TEMPO.CO, Jakarta - Indonesia Corruption Watch (ICW) mempertanyakan keputusan Bawaslu yang mengabulkan permohonan sengketa pencalonan mantan napi korupsi yang dinyatakan tidak memenuhi syarat oleh Komisi Pemilihan Umum (KPU).
Baca: Caleg Eks Koruptor Lolos, Bawaslu Dinilai Rusak Kualitas Pemilu
"Keputusan ini tidak hanya melukai impian kami mempunyai legislatif yang lebih bersih tetapi juga membuat kami bertanya-tanya. Ada apa dengan Bawaslu?," ujar Divisi Korupsi Politik Indonesia Corruption Watch, Almas Sjafrina saat dihubungi Tempo pada Jumat, 31 Agustus 2018.
Sejak awal, KPU dan Bawaslu memang berbeda pendapat soal Peraturan KPU Nomor 20 Tahun 2018 tentang larangan eks napi korupsi jadi caleg.

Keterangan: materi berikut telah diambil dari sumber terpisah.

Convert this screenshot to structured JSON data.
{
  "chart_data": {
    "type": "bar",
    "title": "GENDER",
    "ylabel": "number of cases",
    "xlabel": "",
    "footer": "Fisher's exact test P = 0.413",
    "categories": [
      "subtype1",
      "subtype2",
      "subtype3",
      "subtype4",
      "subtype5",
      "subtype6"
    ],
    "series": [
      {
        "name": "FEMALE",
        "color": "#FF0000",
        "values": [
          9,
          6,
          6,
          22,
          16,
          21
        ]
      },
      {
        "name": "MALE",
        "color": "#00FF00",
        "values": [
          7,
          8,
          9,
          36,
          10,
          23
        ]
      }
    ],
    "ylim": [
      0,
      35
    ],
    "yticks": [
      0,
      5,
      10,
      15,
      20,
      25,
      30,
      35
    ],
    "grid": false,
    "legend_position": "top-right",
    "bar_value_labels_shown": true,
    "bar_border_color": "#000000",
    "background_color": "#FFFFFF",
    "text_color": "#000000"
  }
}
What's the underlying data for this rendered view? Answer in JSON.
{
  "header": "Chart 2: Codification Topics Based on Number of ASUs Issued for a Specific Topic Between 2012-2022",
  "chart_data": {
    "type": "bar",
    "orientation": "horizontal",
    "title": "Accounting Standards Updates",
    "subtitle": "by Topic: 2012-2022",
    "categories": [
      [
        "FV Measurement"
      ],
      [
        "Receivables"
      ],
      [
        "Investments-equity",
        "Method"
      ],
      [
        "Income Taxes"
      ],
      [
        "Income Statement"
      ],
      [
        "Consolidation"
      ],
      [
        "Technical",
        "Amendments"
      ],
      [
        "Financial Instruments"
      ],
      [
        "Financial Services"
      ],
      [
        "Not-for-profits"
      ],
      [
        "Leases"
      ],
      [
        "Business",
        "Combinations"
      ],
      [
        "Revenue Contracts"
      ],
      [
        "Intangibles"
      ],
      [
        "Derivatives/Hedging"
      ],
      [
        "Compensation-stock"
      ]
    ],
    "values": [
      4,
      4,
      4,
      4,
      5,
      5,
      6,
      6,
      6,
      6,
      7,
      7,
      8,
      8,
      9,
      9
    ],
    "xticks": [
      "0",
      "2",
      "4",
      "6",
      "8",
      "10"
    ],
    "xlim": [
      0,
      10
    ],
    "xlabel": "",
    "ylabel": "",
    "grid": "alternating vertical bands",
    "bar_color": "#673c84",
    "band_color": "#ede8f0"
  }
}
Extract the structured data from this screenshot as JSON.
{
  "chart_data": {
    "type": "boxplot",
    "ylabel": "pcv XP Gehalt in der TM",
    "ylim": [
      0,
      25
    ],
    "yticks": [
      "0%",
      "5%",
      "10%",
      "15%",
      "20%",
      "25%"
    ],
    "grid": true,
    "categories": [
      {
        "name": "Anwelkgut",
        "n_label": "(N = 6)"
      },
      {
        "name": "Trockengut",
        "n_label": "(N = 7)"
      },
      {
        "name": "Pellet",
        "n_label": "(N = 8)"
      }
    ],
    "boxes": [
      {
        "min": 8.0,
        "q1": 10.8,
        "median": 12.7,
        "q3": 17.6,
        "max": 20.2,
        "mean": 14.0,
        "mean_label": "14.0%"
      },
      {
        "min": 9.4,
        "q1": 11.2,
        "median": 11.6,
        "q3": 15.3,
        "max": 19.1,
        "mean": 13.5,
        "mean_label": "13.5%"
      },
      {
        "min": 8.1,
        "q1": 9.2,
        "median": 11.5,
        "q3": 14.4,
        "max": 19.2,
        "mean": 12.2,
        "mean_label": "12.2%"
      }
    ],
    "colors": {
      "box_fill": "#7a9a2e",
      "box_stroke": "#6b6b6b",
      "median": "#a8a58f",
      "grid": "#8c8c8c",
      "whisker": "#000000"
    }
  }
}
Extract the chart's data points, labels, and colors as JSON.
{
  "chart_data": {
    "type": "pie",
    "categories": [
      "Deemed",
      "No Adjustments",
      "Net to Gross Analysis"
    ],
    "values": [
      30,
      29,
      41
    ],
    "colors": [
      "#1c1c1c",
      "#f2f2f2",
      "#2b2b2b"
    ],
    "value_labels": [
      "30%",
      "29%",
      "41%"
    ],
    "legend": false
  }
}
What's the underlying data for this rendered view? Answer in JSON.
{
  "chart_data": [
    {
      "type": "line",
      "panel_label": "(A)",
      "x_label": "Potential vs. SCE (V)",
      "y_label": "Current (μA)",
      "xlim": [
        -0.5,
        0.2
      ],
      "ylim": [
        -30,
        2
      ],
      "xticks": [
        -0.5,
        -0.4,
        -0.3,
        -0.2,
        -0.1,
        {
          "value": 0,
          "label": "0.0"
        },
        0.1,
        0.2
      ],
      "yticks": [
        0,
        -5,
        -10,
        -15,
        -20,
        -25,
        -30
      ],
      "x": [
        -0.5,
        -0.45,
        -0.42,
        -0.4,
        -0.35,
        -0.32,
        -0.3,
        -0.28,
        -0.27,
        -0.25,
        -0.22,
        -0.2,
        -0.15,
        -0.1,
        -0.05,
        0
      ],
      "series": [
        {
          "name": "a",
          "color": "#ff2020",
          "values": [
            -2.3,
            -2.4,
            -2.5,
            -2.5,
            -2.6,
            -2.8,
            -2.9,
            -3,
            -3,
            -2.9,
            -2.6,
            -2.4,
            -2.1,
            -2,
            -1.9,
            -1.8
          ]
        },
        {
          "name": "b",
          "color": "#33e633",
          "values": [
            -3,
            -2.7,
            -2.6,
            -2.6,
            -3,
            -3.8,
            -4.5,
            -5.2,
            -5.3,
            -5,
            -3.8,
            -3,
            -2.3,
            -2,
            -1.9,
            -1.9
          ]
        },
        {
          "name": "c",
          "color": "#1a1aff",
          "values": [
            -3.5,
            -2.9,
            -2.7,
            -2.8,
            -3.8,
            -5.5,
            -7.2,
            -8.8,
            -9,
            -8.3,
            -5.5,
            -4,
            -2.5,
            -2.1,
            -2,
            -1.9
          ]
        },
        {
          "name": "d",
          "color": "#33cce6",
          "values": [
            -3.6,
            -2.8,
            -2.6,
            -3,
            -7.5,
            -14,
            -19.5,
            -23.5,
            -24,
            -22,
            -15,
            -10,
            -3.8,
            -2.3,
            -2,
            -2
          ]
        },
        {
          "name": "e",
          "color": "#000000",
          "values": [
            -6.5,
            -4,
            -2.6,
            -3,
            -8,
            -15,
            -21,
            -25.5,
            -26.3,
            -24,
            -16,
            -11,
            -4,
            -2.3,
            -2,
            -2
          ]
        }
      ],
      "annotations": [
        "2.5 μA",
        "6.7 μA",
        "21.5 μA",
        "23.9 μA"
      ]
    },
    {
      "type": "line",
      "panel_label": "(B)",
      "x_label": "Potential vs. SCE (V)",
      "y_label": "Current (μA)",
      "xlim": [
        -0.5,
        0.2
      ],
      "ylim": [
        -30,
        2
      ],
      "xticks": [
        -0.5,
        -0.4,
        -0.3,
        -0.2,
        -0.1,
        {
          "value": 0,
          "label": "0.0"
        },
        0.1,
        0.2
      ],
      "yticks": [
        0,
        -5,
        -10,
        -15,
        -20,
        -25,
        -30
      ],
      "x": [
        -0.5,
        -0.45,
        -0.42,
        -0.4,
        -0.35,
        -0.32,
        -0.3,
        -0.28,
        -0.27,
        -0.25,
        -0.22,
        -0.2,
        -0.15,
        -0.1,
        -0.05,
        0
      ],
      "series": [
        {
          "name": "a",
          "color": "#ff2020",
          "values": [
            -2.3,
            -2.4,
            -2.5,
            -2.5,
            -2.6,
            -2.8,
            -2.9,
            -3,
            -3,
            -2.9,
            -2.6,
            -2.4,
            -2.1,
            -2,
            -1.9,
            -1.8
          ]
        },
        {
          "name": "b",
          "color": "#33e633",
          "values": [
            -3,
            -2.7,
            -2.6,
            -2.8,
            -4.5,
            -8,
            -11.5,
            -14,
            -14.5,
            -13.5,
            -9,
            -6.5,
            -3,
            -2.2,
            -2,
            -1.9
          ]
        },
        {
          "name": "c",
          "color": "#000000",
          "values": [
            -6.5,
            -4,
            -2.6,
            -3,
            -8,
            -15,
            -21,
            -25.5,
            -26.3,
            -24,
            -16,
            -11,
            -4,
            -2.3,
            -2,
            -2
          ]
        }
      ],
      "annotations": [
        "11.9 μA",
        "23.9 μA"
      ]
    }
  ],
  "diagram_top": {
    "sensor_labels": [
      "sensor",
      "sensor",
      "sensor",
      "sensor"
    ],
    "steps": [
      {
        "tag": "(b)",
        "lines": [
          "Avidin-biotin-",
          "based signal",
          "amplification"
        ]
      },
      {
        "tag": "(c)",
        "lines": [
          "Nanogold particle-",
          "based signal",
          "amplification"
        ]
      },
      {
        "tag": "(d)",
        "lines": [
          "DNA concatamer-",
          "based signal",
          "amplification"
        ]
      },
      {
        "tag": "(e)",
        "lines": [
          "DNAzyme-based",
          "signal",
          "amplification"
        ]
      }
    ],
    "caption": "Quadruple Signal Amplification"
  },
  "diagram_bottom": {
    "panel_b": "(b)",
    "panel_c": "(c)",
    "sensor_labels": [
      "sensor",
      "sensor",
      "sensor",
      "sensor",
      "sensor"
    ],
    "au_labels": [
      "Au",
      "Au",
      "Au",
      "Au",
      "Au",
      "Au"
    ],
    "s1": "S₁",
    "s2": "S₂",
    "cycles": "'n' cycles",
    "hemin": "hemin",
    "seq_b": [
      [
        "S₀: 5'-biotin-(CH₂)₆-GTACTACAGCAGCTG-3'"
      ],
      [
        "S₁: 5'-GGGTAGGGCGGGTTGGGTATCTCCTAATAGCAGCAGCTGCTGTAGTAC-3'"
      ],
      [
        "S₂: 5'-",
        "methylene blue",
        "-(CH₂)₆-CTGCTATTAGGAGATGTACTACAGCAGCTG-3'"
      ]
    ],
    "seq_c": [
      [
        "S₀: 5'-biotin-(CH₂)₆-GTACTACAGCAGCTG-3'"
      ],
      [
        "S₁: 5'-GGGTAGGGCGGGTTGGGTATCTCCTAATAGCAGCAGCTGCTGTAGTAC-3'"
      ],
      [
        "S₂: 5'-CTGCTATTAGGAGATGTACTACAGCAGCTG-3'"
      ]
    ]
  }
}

Sejumlah pihak juga mengkritik langkah KPU yang mengeluarkan peraturan larangan eks napi koruptor jadi caleg tersebut.
Baca: KPU Minta Bawaslu Koreksi Putusan Loloskan Caleg Eks Koruptor
Perdebatan itu berujung pada kesepakatan pimpinan empat lembaga negara yakni, Bawaslu, KPU, Kementerian Dalam Negeri, dan Kementerian Hukum dan HAM untuk memberikan kesempatan kepada semua pihak mendaftar menjadi calon legislatif di semua tingkatan melalui partai politik-nya masing-masing. Namun, sambil menunggu verifikasi, caleg bisa melakukan uji materi di Mahkamah Agung.
Menurut Almas, Bawaslu harus mengacu kepada PKPU dan kesepakatan tersebut. "Bawaslu seharusnya tidak potong kompas dan menarik simpulan sendiri. Sebab, koreksi atas PKPU bukan ranah dan wewenang Bawaslu," ujar Almas. "Sedangkan, hingga saat ini, belum ada putusan MA yang menyebutkan Peraturan KPU bertentangan dengan undang-undang."